Judy Collins chronology
| In My Life (1966) | Wildflowers (1967) | Who Knows Where the Time Goes (1968) |

Singles from Wildflowers
- "Both Sides Now" Released: October 1968;

= Wildflowers (Judy Collins album) =

Wildflowers is the sixth studio album by American singer and songwriter Judy Collins, released by Elektra Records in 1967. It is her highest-charting album, reaching No. 5 on the Billboard 200. It includes Collins' version of Joni Mitchell's "Both Sides, Now", which peaked at No. 8 on the Billboard Hot 100.

The album was arranged by Joshua Rifkin and produced by Mark Abramson. Collins' recording of "Albatross" was used in the 1968 film adaptation of The Subject Was Roses. It was one of three self-penned tracks that appeared on the album, the first time that Collins wrote her own material. The collection also features three Leonard Cohen-penned tracks, including "Priests", a composition Cohen never released himself.

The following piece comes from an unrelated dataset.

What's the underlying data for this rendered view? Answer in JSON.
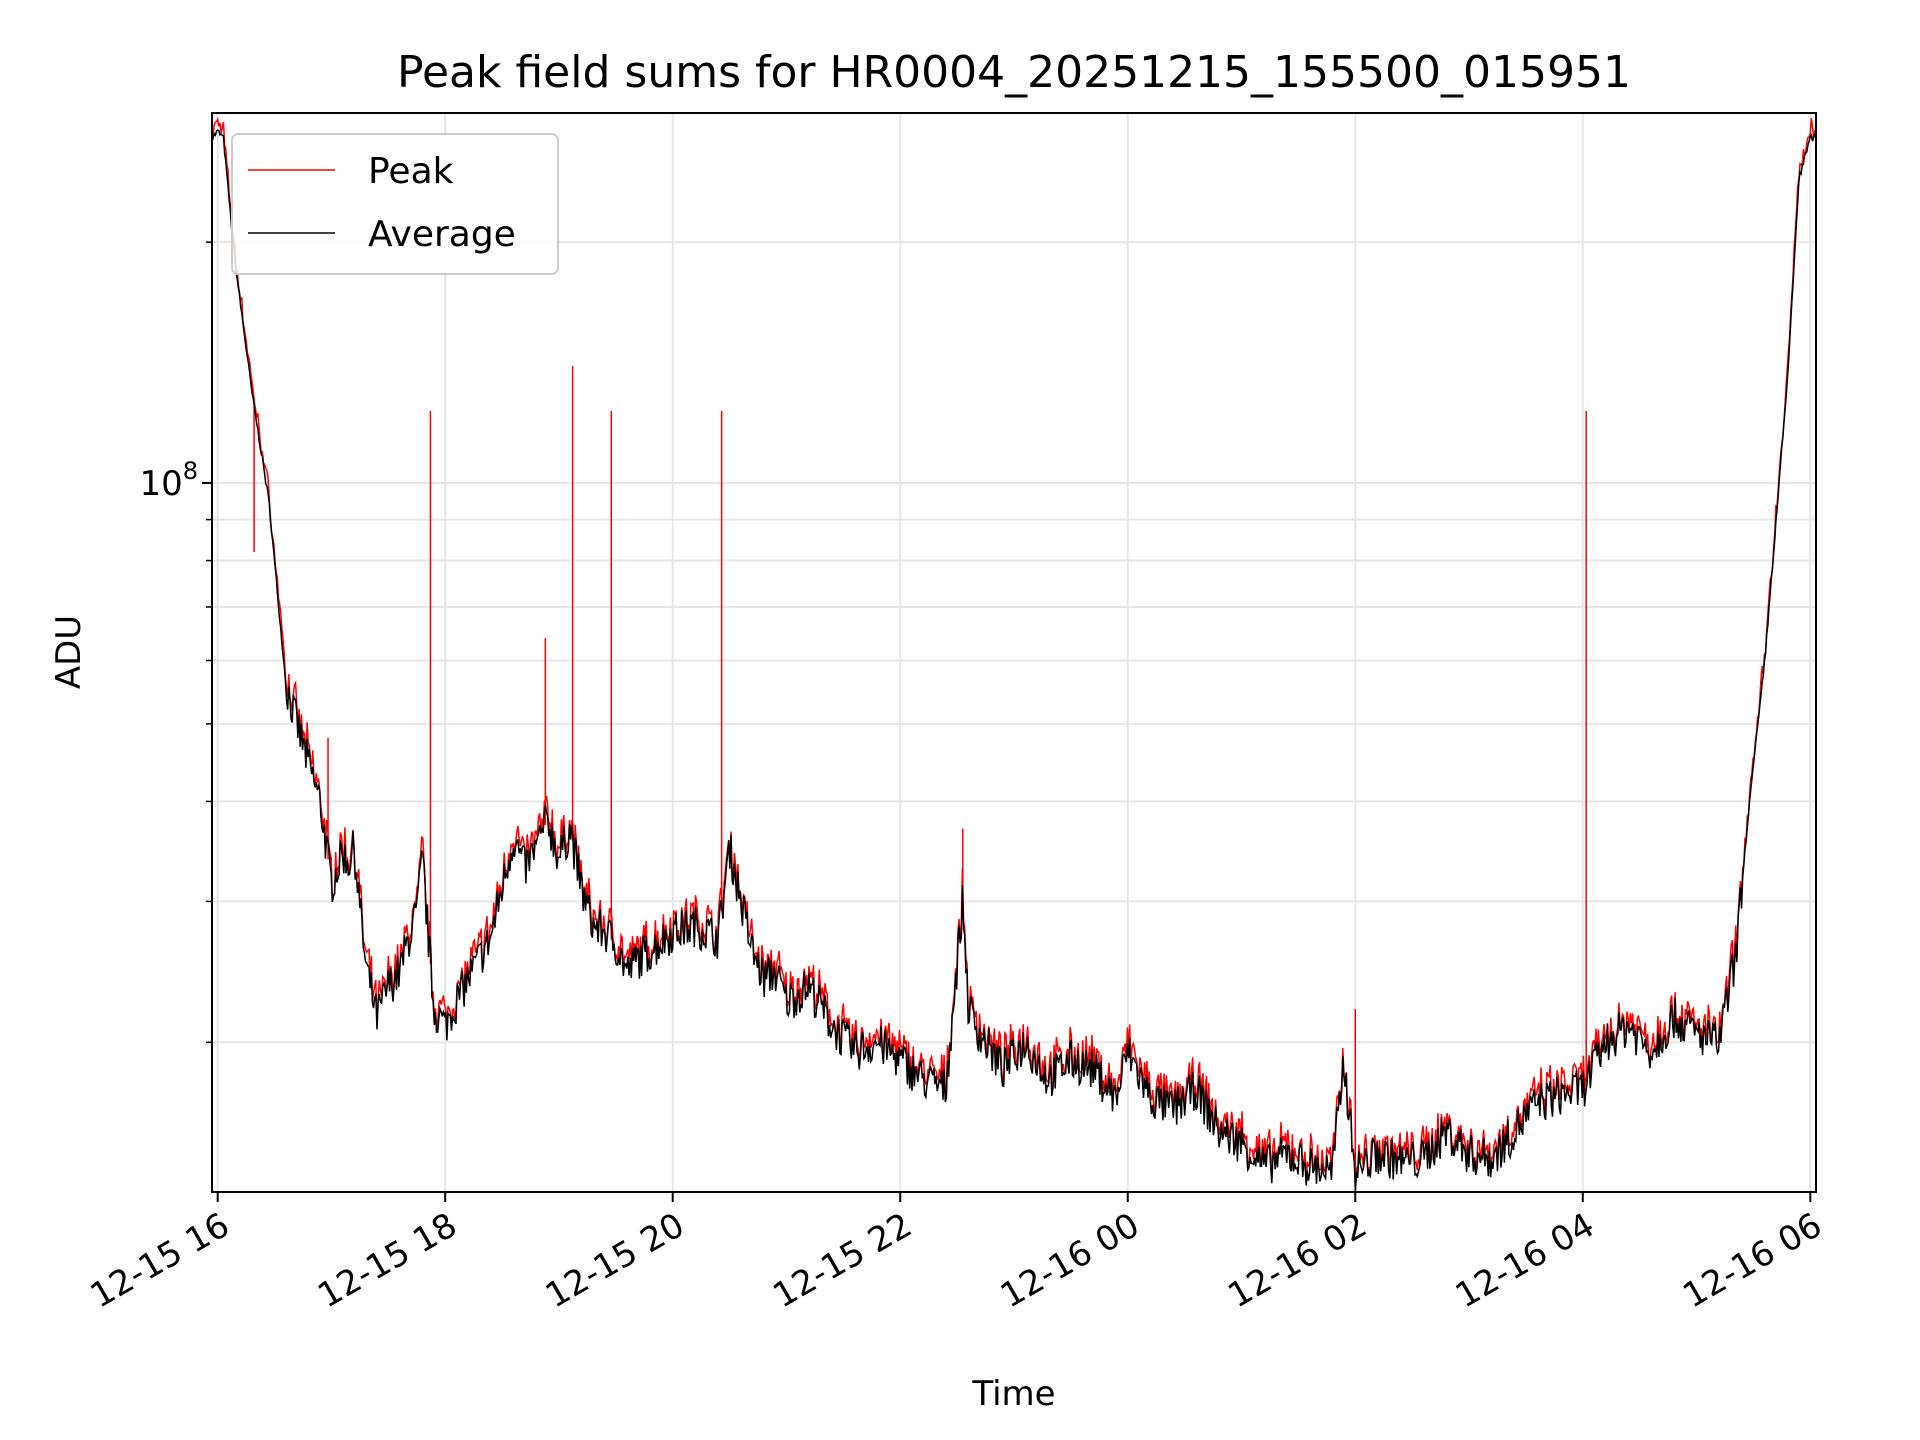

In 1969, Wildflowers was certified Gold by the RIAA for sales of over 500,000 copies in the US.

Professional ratings
Review scores
| Source | Rating |
| AllMusic | Star |
| The Encyclopedia of Popular Music | Star |
| The Rolling Stone Album Guide | Star |

==Track listing==

Side one
| No. | Title | Writer(s) | Length |
|---|---|---|---|
| 1. | "Michael from Mountains" | Joni Mitchell | 3:10 |
| 2. | "Since You Asked" | Judy Collins | 2:34 |
| 3. | "Sisters of Mercy" | Leonard Cohen | 2:31 |
| 4. | "Priests" | Cohen | 4:55 |
| 5. | "A Ballata of Francesco Landini - Lasso! di donna" | Francesco Landini | 4:34 |

Side two
| No. | Title | Writer(s) | Length |
|---|---|---|---|
| 1. | "Both Sides Now" | Mitchell | 3:14 |
| 2. | "La chanson des vieux amants (The Song of Old Lovers)" | Jacques Brel | 4:40 |
| 3. | "Sky Fell" | Collins | 1:47 |
| 4. | "Albatross" | Collins | 4:51 |
| 5. | "Hey, That's No Way to Say Goodbye" | Cohen | 3:28 |

==Personnel==
- Judy Collins – guitar, keyboards, vocals

Technical
- Joshua Rifkin – arranger (tracks 1–3, 5–10), conductor
- Robert Sylvester – arranger (track 4)
- Robert Dennis – arranger (track 4)
- Mark Abramson – producer
- John Haeny – engineer
- Guy Webster – front cover photography
- Jim Frawley – back cover photography
- William S. Harvey – art direction, design

==Charts==

===Weekly charts===

Weekly chart performance for Wildflowers
| Chart (1968–1969) | Peak position |
|---|---|
| Canada Top 50 Albums (RPM) | 5 |
| US Top LP's (Billboard) | 5 |
| US Top 100 Albums (Cash Box) | 8 |
| US Top 100 LP's (Record World) | 7 |

===Year-end charts===

Year-end chart performance for Wildflowers
| Chart (1969) | Position |
|---|---|
| US Top LP's (Billboard) | 74 |
| US Top 100 Albums (Cash Box) | 32 |

==Certifications and sales==

Certifications for Wildflowers
| Region | Certification | Certified units/sales |
| United States (RIAA) | Gold | 500,000^{^} |
^{^} Shipments figures based on certification alone.